The ways in which individuals understand their roles as gendered beings and their relationships to other gendered beings is constantly pushed and pulled by forces both internal and external to the individual and the family/social/economic unit to which they belong. Gender interacts with a myriad of other social prisms—including, but not limited to, competing gender ideologies, socioeconomic class, patterns of identities and relationships. The village of Deerfield was an ideal lens through which to explore issues of culture change and the re-creation of social order, specifically gender relations and family structure, throughout the late eighteenth and into the twentieth century.
In Deerfield, residents were aware of republican motherhood, cult of domesticity, equal rights, feminism, and domestic reform, among many other ideologies. Women and men, however, created and codified gender roles and relations in ways that were appropriate to their respective needs, desires, and abilities. Although gender ideologies existed in idealized forms, they were rarely adopted in totality; rather, they were interpreted and/or combined according to their unique labor requirements, financial constraints or abundance, economic and social position, and the like.

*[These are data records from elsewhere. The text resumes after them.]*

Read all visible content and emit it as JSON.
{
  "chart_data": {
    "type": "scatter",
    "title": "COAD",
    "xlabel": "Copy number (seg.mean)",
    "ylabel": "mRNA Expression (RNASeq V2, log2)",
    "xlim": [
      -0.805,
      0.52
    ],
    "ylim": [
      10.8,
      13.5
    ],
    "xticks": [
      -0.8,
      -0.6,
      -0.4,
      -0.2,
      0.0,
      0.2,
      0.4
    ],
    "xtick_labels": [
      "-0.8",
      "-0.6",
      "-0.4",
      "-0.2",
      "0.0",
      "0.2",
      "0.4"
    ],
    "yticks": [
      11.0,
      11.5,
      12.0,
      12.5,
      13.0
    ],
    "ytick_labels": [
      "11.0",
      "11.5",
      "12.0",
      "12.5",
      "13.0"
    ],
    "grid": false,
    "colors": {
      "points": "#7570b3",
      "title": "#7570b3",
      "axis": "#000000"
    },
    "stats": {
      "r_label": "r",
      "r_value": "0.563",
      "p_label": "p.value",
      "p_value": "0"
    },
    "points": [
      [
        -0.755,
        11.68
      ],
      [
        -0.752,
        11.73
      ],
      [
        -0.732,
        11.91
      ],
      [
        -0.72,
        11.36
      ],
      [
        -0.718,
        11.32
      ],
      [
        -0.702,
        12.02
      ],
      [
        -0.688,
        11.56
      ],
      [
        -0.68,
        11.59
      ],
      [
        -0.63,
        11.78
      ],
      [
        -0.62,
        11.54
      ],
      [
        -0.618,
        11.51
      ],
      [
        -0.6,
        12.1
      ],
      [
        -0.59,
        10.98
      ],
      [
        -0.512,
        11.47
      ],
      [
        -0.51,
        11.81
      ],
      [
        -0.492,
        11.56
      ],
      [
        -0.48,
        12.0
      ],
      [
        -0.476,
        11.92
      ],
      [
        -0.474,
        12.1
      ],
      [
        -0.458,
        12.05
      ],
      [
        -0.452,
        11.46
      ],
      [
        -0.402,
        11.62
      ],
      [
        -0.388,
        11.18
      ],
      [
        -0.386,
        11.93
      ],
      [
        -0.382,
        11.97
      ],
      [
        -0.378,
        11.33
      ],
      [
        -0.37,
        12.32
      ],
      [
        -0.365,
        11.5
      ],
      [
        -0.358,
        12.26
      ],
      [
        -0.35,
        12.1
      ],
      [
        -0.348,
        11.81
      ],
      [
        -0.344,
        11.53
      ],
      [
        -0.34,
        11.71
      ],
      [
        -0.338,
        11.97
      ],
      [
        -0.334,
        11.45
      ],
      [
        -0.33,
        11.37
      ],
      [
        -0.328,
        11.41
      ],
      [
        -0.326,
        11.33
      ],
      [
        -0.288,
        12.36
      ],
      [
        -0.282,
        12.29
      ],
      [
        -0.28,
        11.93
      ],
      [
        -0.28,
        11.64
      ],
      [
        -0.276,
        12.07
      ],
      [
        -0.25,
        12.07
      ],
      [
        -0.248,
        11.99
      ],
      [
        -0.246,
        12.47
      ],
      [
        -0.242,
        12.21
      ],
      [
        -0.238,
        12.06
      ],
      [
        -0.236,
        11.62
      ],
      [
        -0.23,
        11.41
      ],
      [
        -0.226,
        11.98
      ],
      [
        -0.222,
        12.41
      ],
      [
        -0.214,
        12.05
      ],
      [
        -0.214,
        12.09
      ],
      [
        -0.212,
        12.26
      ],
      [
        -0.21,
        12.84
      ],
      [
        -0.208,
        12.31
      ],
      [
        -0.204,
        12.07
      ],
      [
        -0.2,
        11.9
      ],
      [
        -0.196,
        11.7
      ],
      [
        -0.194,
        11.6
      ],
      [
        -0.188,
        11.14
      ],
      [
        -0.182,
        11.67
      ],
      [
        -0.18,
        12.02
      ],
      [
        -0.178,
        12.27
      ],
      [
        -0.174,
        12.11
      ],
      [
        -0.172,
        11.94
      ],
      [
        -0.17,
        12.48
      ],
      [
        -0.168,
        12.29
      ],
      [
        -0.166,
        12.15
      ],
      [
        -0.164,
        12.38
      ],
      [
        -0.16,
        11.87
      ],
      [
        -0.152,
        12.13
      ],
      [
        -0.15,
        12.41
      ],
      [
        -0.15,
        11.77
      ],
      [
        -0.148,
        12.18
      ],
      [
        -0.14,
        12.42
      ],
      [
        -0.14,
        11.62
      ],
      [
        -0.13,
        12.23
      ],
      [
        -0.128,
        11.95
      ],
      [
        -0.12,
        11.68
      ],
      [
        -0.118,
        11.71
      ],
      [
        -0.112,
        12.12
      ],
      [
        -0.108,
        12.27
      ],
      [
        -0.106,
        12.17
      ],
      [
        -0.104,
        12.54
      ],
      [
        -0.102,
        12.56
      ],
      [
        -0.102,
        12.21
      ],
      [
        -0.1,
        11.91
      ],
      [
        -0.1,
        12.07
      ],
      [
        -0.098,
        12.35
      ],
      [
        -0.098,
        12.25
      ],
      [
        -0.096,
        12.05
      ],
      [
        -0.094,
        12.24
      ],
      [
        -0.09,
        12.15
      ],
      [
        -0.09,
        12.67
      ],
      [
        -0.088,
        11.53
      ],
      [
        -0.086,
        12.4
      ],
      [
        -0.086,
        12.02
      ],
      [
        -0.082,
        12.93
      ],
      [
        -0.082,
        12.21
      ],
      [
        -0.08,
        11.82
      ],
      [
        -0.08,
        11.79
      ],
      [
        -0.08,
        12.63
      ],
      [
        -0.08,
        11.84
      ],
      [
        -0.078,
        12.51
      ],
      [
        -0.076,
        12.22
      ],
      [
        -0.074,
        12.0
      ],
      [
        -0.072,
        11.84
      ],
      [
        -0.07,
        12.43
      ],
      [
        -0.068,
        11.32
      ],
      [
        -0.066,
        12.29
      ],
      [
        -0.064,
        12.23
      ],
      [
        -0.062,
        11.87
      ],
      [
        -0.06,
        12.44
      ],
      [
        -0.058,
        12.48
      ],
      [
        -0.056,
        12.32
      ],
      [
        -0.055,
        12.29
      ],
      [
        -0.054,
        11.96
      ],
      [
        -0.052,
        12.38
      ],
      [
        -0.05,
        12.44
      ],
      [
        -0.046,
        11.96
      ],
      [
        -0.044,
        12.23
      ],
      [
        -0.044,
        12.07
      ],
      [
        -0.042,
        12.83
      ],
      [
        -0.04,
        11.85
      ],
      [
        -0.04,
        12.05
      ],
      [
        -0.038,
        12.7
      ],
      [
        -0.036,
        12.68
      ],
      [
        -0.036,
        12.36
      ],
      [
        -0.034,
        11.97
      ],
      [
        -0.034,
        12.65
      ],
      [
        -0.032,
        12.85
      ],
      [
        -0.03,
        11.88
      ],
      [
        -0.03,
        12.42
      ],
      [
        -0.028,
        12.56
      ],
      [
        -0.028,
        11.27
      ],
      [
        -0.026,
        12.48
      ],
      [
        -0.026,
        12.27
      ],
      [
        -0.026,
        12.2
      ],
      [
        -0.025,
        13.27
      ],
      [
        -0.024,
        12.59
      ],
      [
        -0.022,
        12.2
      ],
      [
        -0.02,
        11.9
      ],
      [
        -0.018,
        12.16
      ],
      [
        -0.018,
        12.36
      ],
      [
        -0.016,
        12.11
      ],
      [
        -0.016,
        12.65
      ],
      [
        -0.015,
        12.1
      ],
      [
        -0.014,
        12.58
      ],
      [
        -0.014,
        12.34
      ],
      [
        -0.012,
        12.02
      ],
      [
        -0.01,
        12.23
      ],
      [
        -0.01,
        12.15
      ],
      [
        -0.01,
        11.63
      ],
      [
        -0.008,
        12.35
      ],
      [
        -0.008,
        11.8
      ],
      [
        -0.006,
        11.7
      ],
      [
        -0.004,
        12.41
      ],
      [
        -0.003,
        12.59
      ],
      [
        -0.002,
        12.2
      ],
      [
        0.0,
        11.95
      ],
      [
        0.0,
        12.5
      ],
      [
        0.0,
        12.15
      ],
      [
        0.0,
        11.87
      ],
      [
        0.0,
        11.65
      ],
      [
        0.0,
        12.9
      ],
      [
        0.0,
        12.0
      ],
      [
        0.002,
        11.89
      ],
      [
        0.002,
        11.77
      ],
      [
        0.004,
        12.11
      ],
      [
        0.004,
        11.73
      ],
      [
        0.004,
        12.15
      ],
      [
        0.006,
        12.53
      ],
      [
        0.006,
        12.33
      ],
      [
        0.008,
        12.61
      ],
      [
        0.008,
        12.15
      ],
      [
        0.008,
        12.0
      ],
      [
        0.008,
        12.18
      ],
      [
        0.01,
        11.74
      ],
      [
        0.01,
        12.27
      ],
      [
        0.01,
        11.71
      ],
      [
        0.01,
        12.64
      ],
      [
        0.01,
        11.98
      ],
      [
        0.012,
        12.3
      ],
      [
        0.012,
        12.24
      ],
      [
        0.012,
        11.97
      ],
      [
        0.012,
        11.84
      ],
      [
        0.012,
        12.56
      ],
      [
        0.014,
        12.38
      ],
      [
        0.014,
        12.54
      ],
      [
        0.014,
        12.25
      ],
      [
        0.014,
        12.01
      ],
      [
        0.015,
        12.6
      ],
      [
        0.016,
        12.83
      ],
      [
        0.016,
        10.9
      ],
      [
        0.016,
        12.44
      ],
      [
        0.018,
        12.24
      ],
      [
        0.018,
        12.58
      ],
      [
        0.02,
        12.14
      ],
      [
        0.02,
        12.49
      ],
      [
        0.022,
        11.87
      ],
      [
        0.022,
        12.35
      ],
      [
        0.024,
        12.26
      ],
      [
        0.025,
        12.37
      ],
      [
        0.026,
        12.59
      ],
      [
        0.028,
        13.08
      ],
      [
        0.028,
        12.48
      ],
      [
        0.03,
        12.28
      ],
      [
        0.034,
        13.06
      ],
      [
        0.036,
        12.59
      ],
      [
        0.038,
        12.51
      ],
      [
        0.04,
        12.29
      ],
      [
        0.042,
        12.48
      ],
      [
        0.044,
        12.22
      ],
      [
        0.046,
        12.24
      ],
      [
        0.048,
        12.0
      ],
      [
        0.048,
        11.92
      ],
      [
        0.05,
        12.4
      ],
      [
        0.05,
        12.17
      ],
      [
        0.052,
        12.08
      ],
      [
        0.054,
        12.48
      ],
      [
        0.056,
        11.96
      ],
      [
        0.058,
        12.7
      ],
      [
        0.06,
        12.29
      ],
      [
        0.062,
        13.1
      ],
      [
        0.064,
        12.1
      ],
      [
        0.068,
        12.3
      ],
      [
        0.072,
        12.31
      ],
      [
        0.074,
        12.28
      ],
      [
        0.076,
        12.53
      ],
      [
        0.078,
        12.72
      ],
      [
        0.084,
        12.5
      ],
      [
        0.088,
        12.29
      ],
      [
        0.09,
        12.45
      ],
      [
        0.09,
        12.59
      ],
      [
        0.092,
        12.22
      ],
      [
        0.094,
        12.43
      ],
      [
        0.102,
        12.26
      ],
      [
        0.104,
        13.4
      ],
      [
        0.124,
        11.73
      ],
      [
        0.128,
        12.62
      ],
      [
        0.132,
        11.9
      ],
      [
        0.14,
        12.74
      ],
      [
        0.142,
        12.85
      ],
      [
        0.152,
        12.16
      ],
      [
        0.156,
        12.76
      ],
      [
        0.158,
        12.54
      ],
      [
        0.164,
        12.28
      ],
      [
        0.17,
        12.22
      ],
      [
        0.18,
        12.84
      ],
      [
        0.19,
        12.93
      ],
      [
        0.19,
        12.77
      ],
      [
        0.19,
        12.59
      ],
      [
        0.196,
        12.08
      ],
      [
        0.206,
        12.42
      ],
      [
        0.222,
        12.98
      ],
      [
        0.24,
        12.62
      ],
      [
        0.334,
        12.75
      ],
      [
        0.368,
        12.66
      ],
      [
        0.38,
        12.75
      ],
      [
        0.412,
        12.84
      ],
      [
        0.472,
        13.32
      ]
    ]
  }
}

The village—particularly the main street—has been occupied for more than three centuries, which allowed gender relations and other complex social processes to be examined over time. Like a kaleidoscope, the six families in this study provided a lens through which to view the lives of village residents and begin to understand the complexities of gender ideologies in Deerfield and the influence of the complex social forces in the negotiations and expressions of gender relations.